About "standards compatibility", the work to support non-BMP characters 
everywhere was not finished in Python 3.2, 11 years after the introduction of 
Unicode in Python (2.0). Using the new API, non-BMP characters will be 
supported for free, everywhere (especially in *Python*, "\U0010FFFF"[0] and 
len("\U0010FFFF") doesn't give surprising results anymore).

With the addition of emoticon in a non-BMP range in Unicode 6, non-BMP 
characters will become more and more common. Who doesn't like emoticon? :-) 
o;-) >< (no, I will no add non-BMP characters in this email, I don't want to 
crash your SMTP server and mail client)

> IMHO, Python should be optimized for UCS2 usage

With the PEP 393, it's better: Python is optimize for any usage! (but I expect 
it to be faster in the Latin1 range, U+0000-U+00FF)

> I do see the advantage for large strings, though.

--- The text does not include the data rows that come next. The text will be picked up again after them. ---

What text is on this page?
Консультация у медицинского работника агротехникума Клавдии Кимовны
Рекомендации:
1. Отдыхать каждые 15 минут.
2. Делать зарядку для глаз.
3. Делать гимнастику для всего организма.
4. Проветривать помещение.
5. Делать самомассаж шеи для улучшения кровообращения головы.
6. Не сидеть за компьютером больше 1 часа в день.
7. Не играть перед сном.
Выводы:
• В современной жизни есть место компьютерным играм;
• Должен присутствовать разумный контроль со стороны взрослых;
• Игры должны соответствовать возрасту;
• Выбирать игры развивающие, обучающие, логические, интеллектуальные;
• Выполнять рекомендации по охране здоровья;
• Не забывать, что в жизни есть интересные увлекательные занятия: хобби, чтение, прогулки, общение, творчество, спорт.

A friend reads last Martin's benchmark differently: Python 3.2 uses 3x more 
memory than Python 2! Can I say that the PEP 393 fixed an huge regression of 
Python 3?

> Given that I've been working on and maintaining the Python Unicode
> implementation actively or by providing assistance for almost
> 12 years now, I've also thought about whether it's still worth
> the effort.

Thanks for your huge work on Unicode, Marc-Andre!

> My interests have shifted somewhat into other directions and
> I feel that helping Python reach world domination in other ways
> makes me happier than fighting over Unicode standards, implementations,
> special cases that aren't special enough, and all those other
> nitty-gritty details that cause long discussions :-)

Someone said that we still need to define what a character is! By the way, what 
is a code point?

> So I feel that the PEP 393 change is a good time to draw a line
> and leave Unicode maintenance to Ezio, Victor, Martin, and
> all the others that have helped over the years. I know it's
> in good hands.

I don't understand why you would like to stop contribution to Unicode, but 
well, as you want. We will try to continue your work.

Victor